Frequently asked questions

Do all business loans need filed accounts?
No. Most working-capital-sized loans (under £100k) from digital lenders underwrite from 3–6 months of bank statements rather than filed accounts. Larger loans, traditional bank lending and most asset-backed lending over £100k typically still want accounts.
What's the difference between filed accounts and management accounts?
Filed accounts are submitted to Companies House annually and are usually accountant-prepared. Management accounts are internal financial summaries (P&L, balance sheet, cashflow) prepared month-by-month or quarterly. Digital lenders frequently accept management accounts.
Can I get £50,000 with only bank statements?
Possible, particularly for digital lenders like iwoca, Capital on Tap or Funding Circle when 6+ months of strong statements show consistent revenue. The exact ceiling depends on monthly turnover, director credit and existing debt.

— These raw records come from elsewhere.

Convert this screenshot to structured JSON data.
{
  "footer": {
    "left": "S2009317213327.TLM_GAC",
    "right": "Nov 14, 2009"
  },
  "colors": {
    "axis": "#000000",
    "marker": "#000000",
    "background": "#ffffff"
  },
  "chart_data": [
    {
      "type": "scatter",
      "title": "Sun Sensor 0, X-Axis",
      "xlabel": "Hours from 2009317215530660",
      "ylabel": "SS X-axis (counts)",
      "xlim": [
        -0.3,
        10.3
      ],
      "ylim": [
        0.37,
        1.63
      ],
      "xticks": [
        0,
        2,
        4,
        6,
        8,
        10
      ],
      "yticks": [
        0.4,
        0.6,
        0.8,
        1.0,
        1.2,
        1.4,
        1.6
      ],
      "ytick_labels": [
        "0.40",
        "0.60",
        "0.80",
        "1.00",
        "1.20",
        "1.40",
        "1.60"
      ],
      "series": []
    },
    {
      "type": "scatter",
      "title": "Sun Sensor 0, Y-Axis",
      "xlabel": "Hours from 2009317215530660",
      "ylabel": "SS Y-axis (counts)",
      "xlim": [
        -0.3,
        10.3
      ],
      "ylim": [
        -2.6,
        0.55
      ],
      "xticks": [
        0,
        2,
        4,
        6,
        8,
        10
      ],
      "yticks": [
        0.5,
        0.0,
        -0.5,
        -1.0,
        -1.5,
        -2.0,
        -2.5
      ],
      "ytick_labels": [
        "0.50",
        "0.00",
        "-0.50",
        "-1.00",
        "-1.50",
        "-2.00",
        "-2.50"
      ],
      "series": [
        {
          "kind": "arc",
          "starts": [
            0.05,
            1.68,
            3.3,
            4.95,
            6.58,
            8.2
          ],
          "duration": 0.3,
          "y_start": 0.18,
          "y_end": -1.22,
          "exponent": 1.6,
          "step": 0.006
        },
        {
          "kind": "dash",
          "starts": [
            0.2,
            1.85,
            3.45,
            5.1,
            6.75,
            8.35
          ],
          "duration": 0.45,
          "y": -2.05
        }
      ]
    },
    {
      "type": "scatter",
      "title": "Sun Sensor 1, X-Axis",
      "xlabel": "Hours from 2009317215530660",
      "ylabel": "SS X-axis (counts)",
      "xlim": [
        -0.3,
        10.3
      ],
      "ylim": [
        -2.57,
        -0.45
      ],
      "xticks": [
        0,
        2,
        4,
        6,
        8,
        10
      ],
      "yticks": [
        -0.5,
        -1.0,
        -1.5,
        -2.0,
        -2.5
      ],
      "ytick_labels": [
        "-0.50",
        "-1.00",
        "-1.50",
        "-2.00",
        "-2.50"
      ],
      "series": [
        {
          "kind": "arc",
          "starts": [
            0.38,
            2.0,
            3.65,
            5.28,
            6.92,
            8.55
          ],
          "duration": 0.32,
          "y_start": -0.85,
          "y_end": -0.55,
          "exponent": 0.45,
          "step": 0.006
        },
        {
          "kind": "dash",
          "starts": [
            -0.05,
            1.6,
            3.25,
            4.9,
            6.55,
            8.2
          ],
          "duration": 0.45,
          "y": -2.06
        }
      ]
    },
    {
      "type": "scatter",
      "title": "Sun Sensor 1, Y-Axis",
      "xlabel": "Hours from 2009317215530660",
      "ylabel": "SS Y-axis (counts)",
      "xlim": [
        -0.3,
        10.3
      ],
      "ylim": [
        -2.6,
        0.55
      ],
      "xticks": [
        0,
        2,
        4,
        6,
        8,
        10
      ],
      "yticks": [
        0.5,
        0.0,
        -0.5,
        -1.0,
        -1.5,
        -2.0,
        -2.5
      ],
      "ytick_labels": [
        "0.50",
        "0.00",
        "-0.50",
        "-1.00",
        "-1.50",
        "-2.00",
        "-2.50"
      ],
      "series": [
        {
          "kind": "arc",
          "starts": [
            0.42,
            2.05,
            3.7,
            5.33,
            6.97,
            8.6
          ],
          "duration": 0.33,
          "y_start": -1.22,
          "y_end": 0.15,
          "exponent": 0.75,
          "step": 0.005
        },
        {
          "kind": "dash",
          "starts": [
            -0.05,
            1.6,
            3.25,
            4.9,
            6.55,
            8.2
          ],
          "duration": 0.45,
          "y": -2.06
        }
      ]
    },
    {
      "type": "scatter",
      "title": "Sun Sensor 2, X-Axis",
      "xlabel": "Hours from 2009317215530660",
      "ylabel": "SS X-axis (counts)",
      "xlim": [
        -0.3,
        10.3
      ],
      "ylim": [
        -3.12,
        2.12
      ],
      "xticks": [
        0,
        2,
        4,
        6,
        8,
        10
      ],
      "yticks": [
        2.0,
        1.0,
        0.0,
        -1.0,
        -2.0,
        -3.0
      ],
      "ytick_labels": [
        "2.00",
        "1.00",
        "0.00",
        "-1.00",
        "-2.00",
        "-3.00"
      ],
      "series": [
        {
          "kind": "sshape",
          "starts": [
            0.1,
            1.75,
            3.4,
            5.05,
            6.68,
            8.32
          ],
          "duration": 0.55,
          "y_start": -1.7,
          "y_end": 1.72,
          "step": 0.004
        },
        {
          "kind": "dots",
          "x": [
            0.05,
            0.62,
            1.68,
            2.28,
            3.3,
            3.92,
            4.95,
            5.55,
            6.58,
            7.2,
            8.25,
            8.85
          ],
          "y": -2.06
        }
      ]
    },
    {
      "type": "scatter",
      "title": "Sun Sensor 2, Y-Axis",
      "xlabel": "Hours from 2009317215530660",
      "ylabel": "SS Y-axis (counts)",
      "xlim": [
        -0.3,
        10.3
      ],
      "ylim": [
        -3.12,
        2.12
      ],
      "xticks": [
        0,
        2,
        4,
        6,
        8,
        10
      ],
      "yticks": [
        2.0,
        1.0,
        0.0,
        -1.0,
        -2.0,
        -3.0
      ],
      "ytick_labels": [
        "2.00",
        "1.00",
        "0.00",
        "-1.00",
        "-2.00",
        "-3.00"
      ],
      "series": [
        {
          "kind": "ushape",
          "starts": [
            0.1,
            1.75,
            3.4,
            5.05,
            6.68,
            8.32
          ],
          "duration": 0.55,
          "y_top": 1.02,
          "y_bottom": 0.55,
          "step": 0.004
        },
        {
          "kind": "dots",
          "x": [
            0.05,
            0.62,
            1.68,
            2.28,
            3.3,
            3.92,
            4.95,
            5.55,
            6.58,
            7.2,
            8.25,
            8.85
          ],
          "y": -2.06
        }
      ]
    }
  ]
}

Does open banking mean lenders can see all my accounts?
You authorise specific accounts. The lender gets read-only access to transactions on those accounts for the agreed period. It is the same data that would appear on a PDF statement, just delivered automatically.
Are VAT returns helpful evidence?
Yes — VAT returns are HMRC-filed and harder to dispute than internal accounts. Lenders use them as a sanity-check on declared revenue, particularly for businesses that have been trading less than a full year.